Instant Insanity

From Maxi Bacon, we have the nauseating pleasures afforded by Maci Bacon (ADAADAT ADA0033), a fairly indescribable racket that borders on the indigestible…the “charismatic” half of this strange duo is undoubtedly Scott Sinclair, an Australian performance artist who also appears as Company Fuck, a riotous karaoke / table-noise hybrid act that has been embarrassing audiences around the world for the last eight years. Clearly unafraid of the “bad taste” label, Sinclair’s act is one that mercilessly takes the mick out of “serious” music, and gleefully mixes music and sound from all manner of sources, carrying on the high-art low-art dialectic on his own dumbed-down terms. From the one video I’ve managed to find of his Company Fuck hi-jinks, the word “irrepressible” springs to mind when faced with this hyped-up cheesy-grinning court jester. He’s also associated with Borborg, The Superusers, Stick In Your Eye, and Kottbusserdamm Terror Corpse. A wonder to me that this phenomenon hasn’t yet been signed to Dual Plover Records.
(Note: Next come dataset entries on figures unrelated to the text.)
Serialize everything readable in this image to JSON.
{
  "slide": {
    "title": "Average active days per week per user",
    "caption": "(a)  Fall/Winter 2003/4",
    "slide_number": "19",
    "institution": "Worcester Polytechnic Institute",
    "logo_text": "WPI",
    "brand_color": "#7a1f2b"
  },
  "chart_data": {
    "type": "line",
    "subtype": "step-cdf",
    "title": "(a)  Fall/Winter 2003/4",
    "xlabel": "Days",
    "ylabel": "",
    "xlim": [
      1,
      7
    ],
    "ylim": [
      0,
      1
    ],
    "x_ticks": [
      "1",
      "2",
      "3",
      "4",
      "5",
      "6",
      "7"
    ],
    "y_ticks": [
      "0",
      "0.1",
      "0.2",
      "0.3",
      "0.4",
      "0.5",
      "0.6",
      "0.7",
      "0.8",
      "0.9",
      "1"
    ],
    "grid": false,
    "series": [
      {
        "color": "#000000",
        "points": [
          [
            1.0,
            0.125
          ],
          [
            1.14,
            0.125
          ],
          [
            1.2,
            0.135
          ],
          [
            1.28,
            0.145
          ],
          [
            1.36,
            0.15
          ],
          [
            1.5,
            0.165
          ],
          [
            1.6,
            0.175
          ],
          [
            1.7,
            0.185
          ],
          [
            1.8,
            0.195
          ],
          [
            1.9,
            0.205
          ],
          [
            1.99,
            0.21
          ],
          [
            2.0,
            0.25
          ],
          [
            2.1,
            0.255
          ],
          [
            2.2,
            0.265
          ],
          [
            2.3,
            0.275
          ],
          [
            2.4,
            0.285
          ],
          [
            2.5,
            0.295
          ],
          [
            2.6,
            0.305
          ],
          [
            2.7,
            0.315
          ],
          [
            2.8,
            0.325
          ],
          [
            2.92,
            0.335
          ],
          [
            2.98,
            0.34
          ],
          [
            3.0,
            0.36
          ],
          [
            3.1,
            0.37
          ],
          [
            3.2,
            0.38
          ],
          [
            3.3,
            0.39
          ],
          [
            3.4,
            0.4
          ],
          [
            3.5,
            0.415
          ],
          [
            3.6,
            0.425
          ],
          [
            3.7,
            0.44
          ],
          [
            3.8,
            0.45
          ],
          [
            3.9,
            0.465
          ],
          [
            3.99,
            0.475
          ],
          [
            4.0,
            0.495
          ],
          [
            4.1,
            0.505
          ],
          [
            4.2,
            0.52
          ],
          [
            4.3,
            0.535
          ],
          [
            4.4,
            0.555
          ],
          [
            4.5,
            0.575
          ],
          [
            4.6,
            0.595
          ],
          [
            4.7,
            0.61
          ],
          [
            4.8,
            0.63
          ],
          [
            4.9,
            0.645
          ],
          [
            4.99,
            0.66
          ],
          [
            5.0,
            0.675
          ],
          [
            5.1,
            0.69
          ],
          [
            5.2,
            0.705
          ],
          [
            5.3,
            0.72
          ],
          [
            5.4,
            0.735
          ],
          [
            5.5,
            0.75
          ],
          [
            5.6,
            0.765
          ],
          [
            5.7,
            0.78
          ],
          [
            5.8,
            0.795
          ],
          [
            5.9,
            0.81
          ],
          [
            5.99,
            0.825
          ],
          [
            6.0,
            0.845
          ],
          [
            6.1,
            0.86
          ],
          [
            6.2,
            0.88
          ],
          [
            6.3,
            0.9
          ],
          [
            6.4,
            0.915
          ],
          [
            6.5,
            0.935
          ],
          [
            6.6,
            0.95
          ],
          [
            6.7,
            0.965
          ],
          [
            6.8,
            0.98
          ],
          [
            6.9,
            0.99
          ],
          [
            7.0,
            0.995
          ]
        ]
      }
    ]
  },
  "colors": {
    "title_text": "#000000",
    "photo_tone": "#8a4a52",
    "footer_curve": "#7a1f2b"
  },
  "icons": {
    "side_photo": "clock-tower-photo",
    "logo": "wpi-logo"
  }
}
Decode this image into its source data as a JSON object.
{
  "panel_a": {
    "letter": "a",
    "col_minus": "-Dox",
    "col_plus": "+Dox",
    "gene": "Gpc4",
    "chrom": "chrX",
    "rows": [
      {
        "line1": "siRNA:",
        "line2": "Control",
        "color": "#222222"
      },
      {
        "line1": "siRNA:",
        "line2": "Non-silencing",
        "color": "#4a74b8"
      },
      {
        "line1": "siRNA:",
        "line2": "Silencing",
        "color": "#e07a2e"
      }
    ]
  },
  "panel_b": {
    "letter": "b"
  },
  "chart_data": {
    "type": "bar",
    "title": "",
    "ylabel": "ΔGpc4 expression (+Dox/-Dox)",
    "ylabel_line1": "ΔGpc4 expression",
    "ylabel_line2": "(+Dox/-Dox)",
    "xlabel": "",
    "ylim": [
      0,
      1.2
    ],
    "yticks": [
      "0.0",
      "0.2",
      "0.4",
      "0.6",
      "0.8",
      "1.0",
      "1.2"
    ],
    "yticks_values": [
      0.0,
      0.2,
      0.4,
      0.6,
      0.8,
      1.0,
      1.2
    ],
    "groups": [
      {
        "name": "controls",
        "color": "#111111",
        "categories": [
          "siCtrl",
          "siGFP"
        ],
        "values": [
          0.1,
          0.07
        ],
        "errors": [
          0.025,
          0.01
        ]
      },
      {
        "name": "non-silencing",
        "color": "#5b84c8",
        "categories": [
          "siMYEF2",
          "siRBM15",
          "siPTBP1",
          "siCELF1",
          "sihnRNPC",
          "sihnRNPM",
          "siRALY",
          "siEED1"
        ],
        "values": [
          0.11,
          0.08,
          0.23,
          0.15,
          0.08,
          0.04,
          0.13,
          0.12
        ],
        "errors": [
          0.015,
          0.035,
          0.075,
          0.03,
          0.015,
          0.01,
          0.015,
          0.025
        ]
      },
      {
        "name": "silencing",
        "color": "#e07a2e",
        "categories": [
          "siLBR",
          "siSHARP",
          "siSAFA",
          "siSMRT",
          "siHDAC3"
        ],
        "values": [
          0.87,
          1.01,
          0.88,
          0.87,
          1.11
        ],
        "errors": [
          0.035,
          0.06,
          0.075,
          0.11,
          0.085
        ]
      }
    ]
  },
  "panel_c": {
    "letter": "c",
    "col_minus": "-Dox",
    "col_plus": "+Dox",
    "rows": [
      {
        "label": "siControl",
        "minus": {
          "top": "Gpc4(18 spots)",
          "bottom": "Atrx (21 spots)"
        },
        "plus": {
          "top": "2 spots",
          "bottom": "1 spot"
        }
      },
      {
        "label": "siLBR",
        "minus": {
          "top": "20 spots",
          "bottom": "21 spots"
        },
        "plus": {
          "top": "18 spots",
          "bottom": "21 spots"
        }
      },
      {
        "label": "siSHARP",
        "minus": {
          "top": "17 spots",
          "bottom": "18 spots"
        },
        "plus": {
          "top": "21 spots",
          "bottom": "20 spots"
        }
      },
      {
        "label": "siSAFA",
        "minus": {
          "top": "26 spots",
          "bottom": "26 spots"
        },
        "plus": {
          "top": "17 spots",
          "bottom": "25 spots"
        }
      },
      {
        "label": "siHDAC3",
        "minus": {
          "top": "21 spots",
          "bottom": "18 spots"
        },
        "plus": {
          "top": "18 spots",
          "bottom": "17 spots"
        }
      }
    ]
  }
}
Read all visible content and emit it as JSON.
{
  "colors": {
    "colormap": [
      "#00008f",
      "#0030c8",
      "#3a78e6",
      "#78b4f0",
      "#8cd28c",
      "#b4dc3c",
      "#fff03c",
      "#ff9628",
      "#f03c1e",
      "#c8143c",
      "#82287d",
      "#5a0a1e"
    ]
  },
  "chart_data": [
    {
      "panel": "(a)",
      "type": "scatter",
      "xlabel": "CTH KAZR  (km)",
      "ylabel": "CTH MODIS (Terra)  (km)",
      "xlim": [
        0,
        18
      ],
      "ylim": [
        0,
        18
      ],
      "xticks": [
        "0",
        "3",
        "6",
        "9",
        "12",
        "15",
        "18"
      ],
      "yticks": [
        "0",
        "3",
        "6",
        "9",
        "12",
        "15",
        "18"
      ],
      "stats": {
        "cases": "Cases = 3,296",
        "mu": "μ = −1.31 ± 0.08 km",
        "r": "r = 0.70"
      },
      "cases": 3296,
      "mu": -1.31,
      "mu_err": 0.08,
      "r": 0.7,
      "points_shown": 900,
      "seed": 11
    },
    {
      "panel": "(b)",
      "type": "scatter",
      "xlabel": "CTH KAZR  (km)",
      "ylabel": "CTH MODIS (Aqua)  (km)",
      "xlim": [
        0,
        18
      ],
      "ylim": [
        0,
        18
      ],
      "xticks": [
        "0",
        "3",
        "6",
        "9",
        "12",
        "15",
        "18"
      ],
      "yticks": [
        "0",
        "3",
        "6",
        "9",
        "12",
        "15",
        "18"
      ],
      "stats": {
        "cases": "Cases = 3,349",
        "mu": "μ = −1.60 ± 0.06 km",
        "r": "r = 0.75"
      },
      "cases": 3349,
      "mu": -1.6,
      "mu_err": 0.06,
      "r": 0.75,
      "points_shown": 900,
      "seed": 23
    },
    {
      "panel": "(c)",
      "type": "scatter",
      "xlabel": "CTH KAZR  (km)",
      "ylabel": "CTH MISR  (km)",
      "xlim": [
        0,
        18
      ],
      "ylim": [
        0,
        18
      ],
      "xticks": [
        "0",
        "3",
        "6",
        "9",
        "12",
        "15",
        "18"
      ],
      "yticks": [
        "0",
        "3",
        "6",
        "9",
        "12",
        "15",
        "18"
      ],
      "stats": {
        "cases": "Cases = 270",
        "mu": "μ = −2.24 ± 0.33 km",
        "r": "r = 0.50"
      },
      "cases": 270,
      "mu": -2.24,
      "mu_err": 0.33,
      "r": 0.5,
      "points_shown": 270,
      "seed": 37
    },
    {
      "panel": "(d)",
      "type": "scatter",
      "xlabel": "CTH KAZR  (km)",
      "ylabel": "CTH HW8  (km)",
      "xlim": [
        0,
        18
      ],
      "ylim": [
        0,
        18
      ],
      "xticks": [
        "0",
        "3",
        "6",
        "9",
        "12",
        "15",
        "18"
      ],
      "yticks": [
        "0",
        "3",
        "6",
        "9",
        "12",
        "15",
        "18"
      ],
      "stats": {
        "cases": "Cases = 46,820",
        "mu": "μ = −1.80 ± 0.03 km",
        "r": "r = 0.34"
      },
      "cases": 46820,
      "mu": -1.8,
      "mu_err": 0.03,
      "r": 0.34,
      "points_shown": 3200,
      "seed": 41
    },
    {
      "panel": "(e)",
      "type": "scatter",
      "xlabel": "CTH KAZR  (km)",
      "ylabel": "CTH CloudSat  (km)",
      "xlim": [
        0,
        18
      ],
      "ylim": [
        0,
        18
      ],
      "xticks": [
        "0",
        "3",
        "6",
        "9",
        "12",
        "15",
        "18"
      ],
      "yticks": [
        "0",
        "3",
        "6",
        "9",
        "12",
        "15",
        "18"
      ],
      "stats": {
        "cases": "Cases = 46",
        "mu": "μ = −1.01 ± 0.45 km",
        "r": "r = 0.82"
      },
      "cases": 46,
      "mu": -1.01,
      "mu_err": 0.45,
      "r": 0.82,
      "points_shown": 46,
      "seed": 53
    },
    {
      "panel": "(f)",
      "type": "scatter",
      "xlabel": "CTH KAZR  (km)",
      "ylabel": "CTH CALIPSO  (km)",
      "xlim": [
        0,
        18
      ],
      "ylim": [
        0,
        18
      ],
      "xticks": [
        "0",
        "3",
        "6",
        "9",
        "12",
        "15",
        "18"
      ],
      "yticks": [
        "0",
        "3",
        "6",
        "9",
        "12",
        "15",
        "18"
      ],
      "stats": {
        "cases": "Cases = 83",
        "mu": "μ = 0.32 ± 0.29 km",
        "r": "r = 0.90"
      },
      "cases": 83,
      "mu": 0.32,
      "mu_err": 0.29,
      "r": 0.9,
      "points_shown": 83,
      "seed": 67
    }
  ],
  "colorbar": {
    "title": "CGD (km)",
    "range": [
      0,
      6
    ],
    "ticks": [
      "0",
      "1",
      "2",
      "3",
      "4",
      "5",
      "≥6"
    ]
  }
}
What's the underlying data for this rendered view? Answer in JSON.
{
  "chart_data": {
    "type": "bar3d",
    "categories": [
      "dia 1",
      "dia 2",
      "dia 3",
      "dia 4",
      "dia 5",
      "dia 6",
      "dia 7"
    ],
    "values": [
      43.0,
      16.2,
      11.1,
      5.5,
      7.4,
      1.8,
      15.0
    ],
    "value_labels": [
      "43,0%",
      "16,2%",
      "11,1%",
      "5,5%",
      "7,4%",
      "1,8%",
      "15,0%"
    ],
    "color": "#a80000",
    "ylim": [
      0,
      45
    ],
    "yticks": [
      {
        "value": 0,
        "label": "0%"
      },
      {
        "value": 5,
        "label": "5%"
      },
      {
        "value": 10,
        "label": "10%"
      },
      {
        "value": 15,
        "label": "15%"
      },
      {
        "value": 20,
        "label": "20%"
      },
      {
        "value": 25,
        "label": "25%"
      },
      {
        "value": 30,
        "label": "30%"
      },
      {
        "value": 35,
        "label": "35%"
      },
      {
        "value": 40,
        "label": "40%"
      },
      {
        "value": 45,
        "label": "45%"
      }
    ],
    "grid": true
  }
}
Could be that Sinclair, currently based in Berlin, has found a suitable sparring partner in the form of Freeka Tet, aka Sgure, a Parisian loon who’s been assaulting the civilised world with his extreme take on electronica-noise-gabba-glitchcore (whatever…) since 2005 and his Surr Grr CDR album, which distinguished itself with the catalogue number DUMB001. My hunch is that Freeka is the one who’s nimble with his fingers and may be supplying the “customised music software” which Maxi Bacon use to cut up and rearrange the materials, in order to advance their mind-shattering outbursts. On the evidence here, the project aim is to achieve total meltdown of multiple music sources (this goes far beyond the humble “mash-up”), transform them into hideous, unrecognisable shapes, and combine everything with shocking explosions of obnoxious noise, deliberately ignoring any precepts of compositional order – “thrown together” is the order of the day. When this strategy is used as backdrop for the intense and stinky vocalese of Sinclair, you can be sure the sparks will fly. If you’ve played your 1990s Boredoms collection to death and still clamour for more insanity in like vein, I suppose this is your next stop.

Not every single track is a one-way ticket to the Bughouse, though. I’m struck by ‘Analchemy’ which doesn’t fit any of the profile outlined above, and emerges as an interesting sample-jigsaw piece that makes effective use of exploding cymbals and slow, treated noise. In this context, it’s practically Bernard Parmegiani. And the long track ‘Careless Sniffle’ feels uncharacteristic somehow; it’s as though the duo left the tape running in the studio to capture aimless humming and random noise, and published the half-baked results just to annoy the listener. But it’s a strangely compelling episode, for all its tawdry banality. For the most part, though, be prepared for shocking noise assaults, fun, silliness, and just plain weirdness. The “outrageous” cartoony collage cover art is an exact visual analogue to the music herein. From 25 July 2014.